L’art engagé de Rebecca Belmore

Les expositions d’été du MAC débutent dès demain 20 juin avec l’artiste anishinaabe Rebecca Belmore. Intitulée Braver le monumental l’exposition réunit une sélection de sculptures, d’installations et de photographies de Belmore remontant à 2001, ainsi qu’une compilation de 10 vidéos de ses performances depuis 1991.

Rebecca Belmore, The Named and the Unnamed, 2002 Collection du Musée des beaux-arts du Canada, achat, 2009. 42607 © Rebecca Belmore Photo : Howard Ursuliak/Morris and Helen Belkin Art Gallery

Ce survol de son travail rend compte de l’étendue de sa pratique et de son engagement politique.

En effet, depuis la fin des années 1980 l’artiste jette un regard sur les conflits et les crises planétaires découlant des changements climatiques, de l’accès à l’eau, de l’utilisation des sols, de l’itinérance, des migrations et des déplacements humains.

L’exposition se poursuit jusqu’au 6 octobre prochain.

Le musée accueille aussi Nadia Myre, Chloë Lum & Yannick Desranleau, Ragnar Kjartansson & The National. Leurs œuvres font échos au thème de la performativité, présent dans la production de Belmore.

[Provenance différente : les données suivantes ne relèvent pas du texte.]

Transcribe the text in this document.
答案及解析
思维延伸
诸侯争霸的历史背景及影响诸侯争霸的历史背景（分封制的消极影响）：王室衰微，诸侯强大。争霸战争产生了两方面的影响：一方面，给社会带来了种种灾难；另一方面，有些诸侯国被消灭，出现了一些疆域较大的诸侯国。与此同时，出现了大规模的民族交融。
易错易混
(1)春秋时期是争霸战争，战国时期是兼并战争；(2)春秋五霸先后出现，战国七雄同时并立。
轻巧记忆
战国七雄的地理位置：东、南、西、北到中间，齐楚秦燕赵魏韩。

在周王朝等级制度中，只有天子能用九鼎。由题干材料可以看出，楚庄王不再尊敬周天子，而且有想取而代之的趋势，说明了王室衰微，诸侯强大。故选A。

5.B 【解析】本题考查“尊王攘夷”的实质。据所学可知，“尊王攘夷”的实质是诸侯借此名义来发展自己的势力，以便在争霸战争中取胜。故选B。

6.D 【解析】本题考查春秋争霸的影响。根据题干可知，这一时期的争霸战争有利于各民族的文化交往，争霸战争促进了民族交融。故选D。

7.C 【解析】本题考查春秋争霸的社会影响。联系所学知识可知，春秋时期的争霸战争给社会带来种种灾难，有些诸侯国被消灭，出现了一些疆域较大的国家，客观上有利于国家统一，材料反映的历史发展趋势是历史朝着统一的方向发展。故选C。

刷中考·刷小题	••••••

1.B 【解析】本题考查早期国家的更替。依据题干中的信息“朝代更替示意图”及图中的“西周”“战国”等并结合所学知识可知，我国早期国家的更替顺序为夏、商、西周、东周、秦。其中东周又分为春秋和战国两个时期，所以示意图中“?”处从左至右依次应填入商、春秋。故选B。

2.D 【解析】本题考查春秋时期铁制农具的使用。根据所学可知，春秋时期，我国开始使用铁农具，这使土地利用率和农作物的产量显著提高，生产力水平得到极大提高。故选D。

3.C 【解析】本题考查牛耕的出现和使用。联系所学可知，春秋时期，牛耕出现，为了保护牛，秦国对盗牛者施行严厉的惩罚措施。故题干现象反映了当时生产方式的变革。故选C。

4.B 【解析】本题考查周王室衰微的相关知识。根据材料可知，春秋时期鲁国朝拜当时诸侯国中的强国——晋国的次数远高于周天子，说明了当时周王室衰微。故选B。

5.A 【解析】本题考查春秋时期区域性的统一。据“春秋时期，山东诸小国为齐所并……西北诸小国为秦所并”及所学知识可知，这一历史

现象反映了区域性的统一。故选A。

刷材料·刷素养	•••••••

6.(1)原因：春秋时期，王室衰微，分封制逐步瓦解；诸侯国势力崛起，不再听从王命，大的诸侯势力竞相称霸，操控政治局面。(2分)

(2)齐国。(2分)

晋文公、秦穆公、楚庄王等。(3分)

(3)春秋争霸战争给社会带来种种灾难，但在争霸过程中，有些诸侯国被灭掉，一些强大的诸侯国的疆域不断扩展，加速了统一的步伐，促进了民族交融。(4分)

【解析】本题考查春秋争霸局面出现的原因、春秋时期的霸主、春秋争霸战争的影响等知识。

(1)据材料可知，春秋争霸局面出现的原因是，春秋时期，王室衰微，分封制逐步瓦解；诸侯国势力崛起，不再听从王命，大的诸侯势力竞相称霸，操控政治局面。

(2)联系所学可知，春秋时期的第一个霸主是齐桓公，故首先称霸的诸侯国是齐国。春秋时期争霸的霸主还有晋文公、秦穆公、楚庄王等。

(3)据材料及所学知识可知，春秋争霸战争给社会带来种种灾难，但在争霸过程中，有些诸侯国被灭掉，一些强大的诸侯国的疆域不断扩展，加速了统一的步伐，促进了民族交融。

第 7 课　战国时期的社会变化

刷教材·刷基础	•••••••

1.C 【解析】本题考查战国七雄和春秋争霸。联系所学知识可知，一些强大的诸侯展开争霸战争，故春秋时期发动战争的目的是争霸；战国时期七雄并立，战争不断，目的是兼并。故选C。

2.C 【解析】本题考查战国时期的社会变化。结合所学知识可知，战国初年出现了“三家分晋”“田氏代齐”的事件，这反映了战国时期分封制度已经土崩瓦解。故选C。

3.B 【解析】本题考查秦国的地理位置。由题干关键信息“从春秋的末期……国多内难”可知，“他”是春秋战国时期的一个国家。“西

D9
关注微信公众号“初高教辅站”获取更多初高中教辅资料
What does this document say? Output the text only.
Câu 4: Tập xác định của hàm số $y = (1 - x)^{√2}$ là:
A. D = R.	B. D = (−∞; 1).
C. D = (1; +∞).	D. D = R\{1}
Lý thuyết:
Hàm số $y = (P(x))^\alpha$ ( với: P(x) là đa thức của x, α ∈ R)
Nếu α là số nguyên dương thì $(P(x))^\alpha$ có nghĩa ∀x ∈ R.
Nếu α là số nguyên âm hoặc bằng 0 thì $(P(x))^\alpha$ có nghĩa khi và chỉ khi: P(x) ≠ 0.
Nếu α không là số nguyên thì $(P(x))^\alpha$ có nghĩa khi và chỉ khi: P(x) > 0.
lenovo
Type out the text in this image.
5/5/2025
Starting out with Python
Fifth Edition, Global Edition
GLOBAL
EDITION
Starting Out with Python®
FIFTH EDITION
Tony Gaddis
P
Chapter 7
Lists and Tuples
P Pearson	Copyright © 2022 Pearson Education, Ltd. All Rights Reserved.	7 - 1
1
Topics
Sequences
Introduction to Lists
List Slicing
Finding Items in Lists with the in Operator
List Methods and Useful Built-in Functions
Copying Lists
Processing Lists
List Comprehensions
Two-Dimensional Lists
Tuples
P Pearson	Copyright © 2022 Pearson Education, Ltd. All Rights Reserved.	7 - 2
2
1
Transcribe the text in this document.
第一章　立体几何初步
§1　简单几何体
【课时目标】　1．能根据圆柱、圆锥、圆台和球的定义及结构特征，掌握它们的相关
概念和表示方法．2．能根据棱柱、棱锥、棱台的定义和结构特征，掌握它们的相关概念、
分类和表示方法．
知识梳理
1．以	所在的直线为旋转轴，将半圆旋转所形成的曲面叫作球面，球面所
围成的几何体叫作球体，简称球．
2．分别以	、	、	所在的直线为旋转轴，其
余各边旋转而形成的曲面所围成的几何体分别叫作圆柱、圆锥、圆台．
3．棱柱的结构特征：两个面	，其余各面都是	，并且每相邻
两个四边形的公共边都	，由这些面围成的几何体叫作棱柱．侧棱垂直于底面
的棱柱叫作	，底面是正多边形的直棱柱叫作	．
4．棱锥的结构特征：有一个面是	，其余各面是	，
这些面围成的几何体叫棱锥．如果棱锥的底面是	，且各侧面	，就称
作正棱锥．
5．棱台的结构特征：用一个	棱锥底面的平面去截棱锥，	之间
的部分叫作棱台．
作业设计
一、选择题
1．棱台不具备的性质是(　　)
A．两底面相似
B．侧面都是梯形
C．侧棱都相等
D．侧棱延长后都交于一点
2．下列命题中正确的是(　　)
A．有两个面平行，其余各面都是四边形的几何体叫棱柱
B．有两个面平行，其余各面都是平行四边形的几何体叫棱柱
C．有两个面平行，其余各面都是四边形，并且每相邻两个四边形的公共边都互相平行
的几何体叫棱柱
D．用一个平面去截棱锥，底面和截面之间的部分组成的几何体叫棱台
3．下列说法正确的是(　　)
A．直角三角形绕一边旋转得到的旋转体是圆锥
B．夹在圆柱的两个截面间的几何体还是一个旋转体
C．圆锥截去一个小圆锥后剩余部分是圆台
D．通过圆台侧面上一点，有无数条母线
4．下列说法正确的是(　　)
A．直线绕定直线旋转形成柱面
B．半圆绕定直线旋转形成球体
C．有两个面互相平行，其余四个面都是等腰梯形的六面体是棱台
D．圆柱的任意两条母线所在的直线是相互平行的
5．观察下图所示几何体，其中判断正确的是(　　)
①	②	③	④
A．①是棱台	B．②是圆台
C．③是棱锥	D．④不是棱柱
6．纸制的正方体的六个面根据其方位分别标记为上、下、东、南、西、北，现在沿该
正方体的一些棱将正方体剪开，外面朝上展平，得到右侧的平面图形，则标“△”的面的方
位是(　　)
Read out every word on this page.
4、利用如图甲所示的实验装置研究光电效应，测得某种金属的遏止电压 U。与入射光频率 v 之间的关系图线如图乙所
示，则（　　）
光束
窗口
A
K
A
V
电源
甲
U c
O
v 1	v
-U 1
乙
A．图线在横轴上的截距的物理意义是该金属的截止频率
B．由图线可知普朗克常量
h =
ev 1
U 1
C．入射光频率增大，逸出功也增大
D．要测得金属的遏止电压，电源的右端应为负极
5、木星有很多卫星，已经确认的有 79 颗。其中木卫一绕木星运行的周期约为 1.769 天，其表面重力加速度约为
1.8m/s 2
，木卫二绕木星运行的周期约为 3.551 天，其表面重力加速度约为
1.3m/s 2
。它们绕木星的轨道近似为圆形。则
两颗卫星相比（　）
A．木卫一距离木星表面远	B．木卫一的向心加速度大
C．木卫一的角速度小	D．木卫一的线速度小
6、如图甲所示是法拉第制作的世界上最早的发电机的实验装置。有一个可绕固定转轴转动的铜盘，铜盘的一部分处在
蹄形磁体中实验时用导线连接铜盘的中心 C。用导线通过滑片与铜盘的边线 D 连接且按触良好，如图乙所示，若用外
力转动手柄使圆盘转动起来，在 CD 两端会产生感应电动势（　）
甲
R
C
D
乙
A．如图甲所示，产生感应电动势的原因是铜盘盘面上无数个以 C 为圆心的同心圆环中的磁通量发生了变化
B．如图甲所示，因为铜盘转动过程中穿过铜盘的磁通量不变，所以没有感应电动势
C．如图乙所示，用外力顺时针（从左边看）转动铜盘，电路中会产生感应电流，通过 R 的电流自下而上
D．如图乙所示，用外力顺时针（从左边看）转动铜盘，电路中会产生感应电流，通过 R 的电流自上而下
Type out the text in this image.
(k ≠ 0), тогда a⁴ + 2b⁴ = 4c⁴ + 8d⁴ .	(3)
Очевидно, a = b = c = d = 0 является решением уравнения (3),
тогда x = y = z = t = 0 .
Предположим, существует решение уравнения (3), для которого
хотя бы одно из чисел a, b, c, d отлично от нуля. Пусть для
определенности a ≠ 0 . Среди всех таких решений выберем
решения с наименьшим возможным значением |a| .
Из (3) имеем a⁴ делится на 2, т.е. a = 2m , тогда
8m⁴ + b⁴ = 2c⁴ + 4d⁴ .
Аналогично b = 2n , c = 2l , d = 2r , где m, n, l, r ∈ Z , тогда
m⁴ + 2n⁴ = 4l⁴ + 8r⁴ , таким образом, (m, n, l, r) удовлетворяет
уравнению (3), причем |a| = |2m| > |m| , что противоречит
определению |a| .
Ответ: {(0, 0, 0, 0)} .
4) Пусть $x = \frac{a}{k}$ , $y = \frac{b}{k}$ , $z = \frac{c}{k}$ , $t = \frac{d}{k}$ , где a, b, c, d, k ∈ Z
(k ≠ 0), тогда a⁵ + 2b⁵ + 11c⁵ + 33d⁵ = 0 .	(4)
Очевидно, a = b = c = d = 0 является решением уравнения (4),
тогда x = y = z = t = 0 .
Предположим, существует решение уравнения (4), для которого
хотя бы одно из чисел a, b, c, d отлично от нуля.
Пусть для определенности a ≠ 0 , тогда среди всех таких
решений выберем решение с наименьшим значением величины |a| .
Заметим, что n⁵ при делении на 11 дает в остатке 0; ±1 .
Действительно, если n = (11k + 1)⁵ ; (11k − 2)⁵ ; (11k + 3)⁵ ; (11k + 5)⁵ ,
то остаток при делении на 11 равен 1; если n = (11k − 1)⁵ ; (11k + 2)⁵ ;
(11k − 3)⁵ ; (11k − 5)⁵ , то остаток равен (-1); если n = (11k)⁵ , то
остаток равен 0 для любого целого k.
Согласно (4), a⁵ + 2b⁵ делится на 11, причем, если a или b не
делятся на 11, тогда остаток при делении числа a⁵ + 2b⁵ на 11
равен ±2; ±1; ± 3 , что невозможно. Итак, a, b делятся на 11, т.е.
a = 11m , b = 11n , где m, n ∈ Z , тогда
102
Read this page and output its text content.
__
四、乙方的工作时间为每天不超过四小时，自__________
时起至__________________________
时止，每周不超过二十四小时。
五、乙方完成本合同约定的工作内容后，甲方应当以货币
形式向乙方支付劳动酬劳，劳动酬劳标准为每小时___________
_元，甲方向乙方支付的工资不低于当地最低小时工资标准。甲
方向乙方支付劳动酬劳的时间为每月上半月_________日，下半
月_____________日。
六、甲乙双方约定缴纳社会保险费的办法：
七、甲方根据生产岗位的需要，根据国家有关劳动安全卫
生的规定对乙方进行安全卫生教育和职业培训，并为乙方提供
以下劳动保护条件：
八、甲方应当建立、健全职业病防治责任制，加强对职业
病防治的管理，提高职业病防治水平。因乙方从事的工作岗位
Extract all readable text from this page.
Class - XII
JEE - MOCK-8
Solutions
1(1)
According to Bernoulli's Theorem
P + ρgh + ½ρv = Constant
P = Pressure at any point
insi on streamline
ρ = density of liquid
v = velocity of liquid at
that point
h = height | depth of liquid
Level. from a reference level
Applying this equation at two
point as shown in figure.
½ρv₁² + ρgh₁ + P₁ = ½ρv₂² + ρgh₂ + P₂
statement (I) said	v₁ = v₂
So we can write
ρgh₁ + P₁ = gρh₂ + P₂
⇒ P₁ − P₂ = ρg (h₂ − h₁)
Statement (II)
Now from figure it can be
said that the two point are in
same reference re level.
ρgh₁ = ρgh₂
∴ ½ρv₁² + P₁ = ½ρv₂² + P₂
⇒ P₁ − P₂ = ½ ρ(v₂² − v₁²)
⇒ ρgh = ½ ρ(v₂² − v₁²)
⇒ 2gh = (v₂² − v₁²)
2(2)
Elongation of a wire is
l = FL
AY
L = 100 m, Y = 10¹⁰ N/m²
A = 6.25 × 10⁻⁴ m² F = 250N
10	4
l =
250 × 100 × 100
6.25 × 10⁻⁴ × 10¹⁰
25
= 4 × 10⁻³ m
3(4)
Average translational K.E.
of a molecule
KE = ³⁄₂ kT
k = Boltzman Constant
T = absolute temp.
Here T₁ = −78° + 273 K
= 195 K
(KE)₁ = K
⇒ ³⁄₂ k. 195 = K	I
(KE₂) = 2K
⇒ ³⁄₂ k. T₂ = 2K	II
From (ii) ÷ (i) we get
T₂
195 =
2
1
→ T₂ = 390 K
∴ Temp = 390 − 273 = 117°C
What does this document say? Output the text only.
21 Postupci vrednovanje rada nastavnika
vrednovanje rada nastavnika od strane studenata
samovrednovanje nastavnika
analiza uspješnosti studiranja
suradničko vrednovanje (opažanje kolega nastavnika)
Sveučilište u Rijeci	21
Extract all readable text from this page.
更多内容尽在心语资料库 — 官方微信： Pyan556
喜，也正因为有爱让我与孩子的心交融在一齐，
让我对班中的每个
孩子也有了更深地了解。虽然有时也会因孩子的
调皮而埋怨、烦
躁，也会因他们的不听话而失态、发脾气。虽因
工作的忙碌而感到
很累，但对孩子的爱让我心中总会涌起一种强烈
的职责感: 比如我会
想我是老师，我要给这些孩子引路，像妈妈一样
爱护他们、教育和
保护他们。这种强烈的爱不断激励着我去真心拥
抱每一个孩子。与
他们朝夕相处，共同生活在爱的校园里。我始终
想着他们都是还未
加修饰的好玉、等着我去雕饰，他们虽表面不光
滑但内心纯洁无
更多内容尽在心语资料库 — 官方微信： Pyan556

Le MAC en collaboration avec MUTEK

Le musée présente ISM Hexadome en première canadienne. C’est une installation vidéo immersive de 360 degrés combinant les arts et la technologie de pointe, inscrite dans la programmation officielle de la 20e édition du festival MUTEK.

ISM Hexadome est une collaboration entre MUTEK et The Institute for Sound & Music de Berlin (ISM) projetant neuf œuvres immersives de plusieurs artistes.

Plusieurs autres événements ponctuent la saison et présentent des collaborations et des créateurs d’ici et d’ailleurs.

Ne ratez pas l’occasion de visiter le musée gratuitement ce vendredi, 21 juin, une initiative qui souligne la Journée nationale des peuples autochtones.